What is truth? (Some thoughts on the biblical concept of truth)

I find that Christians often think of the “truth” in the Bible as some kind of “objective truth” that can and should be expressed in propositional statements. While I don’t totally disagree with this, I have long been wondering whether it accurately represents the concept of “truth” in Scripture.

To me, “objective truth” can be misunderstood to mean that the truths about God are non-relational, as if the “truth” in the Bible has little to do with God’s love for his image-bearers and his desire for us to love one another.

In the New Testament, a good place to look at this matter is John’s Gospel, for it refers to the word “truth” quite frequently. Perhaps one of the most important references is the one in John 1:14, which says,

Now the Word became flesh and made his dwelling among us.

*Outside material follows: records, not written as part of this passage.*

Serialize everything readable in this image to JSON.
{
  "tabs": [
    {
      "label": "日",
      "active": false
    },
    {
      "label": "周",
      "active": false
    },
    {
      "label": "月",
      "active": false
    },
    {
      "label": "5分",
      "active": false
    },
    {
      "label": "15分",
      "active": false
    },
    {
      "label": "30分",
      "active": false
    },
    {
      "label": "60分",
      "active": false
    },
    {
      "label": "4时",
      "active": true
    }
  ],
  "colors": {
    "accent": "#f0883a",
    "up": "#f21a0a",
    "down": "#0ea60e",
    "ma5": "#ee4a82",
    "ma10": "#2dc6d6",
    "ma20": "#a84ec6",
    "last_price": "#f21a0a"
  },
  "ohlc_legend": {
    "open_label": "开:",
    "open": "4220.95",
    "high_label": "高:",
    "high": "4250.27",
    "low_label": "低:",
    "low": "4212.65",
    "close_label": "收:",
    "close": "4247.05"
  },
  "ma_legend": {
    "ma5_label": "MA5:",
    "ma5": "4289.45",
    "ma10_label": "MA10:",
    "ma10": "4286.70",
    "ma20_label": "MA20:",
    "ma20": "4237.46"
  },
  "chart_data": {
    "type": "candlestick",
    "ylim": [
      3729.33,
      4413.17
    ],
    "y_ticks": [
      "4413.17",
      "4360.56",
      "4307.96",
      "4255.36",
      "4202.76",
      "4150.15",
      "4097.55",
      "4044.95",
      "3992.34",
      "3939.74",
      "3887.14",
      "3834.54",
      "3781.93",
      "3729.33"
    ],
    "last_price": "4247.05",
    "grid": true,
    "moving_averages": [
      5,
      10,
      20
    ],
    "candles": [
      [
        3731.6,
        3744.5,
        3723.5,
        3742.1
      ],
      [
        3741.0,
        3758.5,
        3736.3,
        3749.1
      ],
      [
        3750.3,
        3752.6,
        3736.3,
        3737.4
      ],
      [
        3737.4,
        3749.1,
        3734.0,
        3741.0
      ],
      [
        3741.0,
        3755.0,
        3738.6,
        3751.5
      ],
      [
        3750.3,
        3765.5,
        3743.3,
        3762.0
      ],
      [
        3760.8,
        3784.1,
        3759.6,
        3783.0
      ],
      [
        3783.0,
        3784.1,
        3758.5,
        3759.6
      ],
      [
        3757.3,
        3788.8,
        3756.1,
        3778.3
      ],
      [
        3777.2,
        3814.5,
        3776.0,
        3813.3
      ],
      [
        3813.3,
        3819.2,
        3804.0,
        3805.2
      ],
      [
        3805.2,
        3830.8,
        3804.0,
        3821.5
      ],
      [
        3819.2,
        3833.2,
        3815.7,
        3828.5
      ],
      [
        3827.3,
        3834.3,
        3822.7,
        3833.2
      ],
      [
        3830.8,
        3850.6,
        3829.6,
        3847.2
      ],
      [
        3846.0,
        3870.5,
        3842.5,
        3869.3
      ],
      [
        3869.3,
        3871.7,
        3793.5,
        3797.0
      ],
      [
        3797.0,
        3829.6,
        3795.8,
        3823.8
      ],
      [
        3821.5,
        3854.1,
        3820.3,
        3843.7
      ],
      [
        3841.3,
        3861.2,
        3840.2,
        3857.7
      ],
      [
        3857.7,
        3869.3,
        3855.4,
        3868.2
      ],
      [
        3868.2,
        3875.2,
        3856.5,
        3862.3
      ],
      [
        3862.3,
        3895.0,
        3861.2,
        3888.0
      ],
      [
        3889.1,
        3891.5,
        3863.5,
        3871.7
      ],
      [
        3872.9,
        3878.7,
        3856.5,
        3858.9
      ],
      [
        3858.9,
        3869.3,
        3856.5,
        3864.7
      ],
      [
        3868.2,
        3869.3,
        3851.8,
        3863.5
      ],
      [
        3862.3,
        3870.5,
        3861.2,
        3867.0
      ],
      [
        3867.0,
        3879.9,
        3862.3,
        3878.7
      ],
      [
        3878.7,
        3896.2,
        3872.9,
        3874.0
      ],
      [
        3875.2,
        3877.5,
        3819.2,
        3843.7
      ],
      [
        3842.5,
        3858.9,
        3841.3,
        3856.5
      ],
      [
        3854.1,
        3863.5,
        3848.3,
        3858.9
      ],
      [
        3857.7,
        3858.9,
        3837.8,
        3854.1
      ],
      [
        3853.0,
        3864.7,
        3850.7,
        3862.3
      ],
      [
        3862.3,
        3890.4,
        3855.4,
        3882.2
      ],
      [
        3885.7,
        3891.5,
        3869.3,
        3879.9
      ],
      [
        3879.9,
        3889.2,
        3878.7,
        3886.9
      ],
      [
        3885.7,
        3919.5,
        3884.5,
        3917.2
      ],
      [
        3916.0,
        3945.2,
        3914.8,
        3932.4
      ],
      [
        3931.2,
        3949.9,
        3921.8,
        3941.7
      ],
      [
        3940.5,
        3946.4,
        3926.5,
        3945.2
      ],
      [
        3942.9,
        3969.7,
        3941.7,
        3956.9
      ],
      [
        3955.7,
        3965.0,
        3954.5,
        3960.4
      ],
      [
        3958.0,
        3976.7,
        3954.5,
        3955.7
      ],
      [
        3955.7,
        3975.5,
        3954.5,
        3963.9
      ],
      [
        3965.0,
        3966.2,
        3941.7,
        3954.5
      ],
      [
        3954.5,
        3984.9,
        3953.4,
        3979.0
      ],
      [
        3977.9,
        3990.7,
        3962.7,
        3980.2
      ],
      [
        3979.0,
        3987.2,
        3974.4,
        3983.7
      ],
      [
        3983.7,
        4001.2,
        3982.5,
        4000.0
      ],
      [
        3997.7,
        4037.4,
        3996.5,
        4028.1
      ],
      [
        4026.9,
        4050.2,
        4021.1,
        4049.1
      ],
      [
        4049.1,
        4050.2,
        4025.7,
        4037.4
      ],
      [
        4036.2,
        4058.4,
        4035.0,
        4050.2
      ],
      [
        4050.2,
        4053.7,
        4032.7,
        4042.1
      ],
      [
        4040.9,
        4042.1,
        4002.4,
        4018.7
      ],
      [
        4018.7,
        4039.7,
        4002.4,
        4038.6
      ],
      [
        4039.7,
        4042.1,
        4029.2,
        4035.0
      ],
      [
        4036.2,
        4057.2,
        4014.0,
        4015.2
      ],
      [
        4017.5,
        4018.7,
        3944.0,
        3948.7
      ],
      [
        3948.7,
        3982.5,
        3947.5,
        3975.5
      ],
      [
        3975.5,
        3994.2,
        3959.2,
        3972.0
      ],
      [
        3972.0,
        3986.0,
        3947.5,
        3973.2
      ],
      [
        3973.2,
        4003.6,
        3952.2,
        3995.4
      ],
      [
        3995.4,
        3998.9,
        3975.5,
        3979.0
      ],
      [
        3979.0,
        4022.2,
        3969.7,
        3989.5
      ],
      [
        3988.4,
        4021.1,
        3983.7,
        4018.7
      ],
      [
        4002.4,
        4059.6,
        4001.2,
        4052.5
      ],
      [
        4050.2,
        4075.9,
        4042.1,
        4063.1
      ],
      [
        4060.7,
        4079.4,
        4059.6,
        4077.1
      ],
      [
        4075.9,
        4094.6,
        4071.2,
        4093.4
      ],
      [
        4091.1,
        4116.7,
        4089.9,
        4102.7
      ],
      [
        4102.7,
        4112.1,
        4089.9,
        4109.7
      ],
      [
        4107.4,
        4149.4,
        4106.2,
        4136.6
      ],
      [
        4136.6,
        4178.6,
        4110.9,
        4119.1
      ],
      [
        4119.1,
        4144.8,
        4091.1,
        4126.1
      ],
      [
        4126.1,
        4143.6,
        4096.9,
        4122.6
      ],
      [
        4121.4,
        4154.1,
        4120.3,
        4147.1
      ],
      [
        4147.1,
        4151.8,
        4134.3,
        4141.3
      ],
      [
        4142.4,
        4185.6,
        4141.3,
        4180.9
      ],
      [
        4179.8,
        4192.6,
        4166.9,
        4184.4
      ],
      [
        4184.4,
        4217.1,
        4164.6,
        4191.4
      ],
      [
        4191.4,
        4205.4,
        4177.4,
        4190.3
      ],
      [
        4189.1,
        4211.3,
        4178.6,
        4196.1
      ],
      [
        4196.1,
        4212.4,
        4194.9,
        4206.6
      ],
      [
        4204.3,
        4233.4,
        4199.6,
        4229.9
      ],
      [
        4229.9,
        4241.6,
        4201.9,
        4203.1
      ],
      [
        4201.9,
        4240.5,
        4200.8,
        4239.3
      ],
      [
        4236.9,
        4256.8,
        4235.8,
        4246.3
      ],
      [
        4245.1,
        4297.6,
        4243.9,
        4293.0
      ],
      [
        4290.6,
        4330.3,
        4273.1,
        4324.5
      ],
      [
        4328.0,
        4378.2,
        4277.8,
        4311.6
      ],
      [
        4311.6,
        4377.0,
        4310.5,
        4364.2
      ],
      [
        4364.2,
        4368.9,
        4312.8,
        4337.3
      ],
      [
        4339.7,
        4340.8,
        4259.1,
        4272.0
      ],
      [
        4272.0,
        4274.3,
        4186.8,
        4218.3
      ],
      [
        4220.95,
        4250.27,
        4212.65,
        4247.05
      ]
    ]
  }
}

We saw his glory—the glory of the one and only—full of grace and truth, who came from the Father.

It seems clear that John is not saying that Christ is full of “grace and objective truth.” Rather, I think it refers to Christ as the embodiment of God’s character, including his grace, truthfulness, integrity and faithfulness.

The reason is that I think the Old Testament (and Hebraic), not the Greek (Hellenistic), notion of truth is the primary sense of the word “truth” in this passage. There are, of course, overlap between the Greek and Hebraic senses of the word. But it’s the Hebraic sense that is much stronger here.

I find the following comments from Craig Keener, The Gospel of John (Peabody: Hendrickson, 2003), 1.418, very helpful.

The Greek sense of truth involved especially knowledge, sometimes religious knowledge, it could also denote recognition of reality. The Hebrew and traditional Jewish concept, conversely, was more apt to include moral truth and to be identified with God’s law. שמע often stressed being “true” to one’s word—truth as integrity or covenant faithfulness—and is a central attribute of God’s character.

Although some regard John’s content for ἀλήθεια as primarily Hellenistic, many scholars now recognize more of the traditional range of שמע in the Fourth Gospel. That 90 percent of the LXX uses of ἀλήθεια translate שמע, and that John derives his use of “full of grace and truth” from the Hebrew Bible (as well as his usage in some other passages, e.g., 17:17), suggest that while the semantic range of both terms may have influenced his usage, he is especially sensitive to the term’s uses in its prior biblical contexts. Perhaps John expects the reader to hear the prologue’s coupling of “grace and truth” when “truth” recurs alone (twenty-five times) through the rest of the Gospel; if so, “truth” often includes the sense of “covenant faithfulness” in the Fourth Gospel. The aborted dialogue of John 18:37–38 even suggests that John is aware of competing cultural epistemologies or understandings of truth.